Pour finir, tous ses souvenirs depuis sa rencontre avec Leslie se concentrèrent et explosèrent en son esprit en des millions de millions de particules de bonheur pur. Puis, une voix familière lui glissa des mots qu'il lui semblait avoir déjà entendu :

La puissance de l'imagination vaincra.

Alors, tout devint clair, parfaitement clair. Jess venait de comprendre la signification de chaque chose. Ses pensées étaient désormais limpides, sans aucune trace d'ombre. À présent, il savait.
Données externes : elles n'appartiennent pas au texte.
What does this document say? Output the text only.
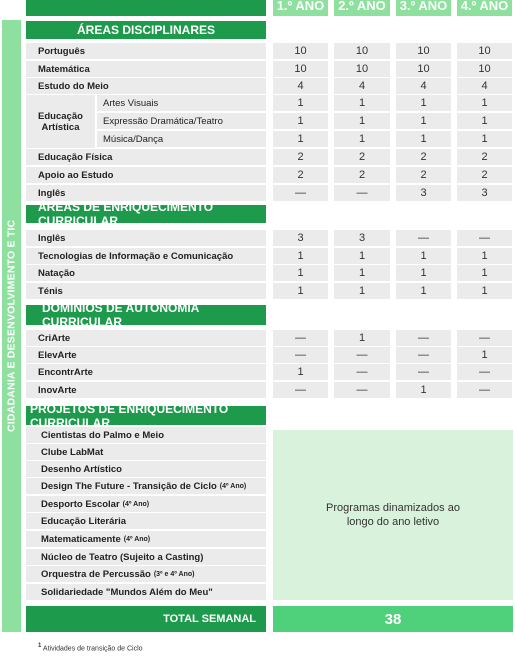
1.º ANO 2.º ANO 3.º ANO 4.º ANO
CIDADANIA E DESENVOLVIMENTO E TIC
ÁREAS DISCIPLINARES
Português	10	10	10	10
Matemática	10	10	10	10
Estudo do Meio	4	4	4	4
Educação Artística
Artes Visuais	1	1	1	1
Expressão Dramática/Teatro	1	1	1	1
Música/Dança	1	1	1	1
Educação Física	2	2	2	2
Apoio ao Estudo	2	2	2	2
Inglês	—	—	3	3
Inglês	3	3	—	—
Tecnologias de Informação e Comunicação	1	1	1	1
Natação	1	1	1	1
Ténis	1	1	1	1
CriArte	—	1	—	—
ElevArte	—	—	—	1
EncontrArte	1	—	—	—
InovArte	—	—	1	—
Cientistas do Palmo e Meio
Clube LabMat
Desenho Artístico
Design The Future - Transição de Ciclo (4º Ano)
Desporto Escolar (4º Ano)
Educação Literária
Matematicamente (4º Ano)
Núcleo de Teatro (Sujeito a Casting)
Orquestra de Percussão (3º e 4º Ano)
Solidariedade "Mundos Além do Meu"
ÁREAS DE ENRIQUECIMENTO CURRICULAR
DOMÍNIOS DE AUTONOMIA CURRICULAR
PROJETOS DE ENRIQUECIMENTO CURRICULAR
Programas dinamizados ao longo do ano letivo
TOTAL SEMANAL	38
$^1$ Atividades de transição de Ciclo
Dans un mouvement lent, il se releva dans la sombre salle du trône, face au Souverain des Ténèbres. Son regard était fixe, aucun de ses membres ne tremblait, la peur n'existait plus.

Tu... tu as décidé de te rendre ? hésita son ténébreux adversaire qui conservait un sourire crispé mais dont la voix, mal assurée, trahissait sa surprise.

Le roi ne disait rien et, une fois encore, un silence de marbre s'installa. Tout le monde se trouvait dans l'attente de... quelque chose.

Je m'appelle Jess Aarons !

La voix du roi résonna avec puissance dans toute la salle. Malgré son timbre calme, ses paroles intimèrent le respect.

Je suis le seigneur et créateur de Térabithia !

Le même effet d'intimidation parcourut chaque personne présente dans la pièce. Le Souverain des Ténèbres restait figé, attendant la suite d'un air anxieux. Il avait perdu toute trace d'assurance.

Et voici Leslie Burke, souveraine et créatrice de Térabithia !

Une lumière semblait émaner de Jess lui-même, comme une aura de puissance. Il leva le bras en direction de Leslie. Soudain, le soldat de la Garde Impériale qui la tenait en respect fut expulsé au loin et retomba avec un bruit sourd sur le sol, un peu plus loin.

Sans que quiconque n'eut ne serait-ce que l'idée de protester, la reine se leva et rejoignit son roi. May Belle s'empressa de les rejoindre à son tour.

Que... qu'est-ce que ça signifie ? questionna le Souverain noir, plus étonné que jamais.

Ça signifie, répondit la voix brisante de Jess, que vous avez osé provoquer les grands seigneurs de Térabithia et que vous avez perdu.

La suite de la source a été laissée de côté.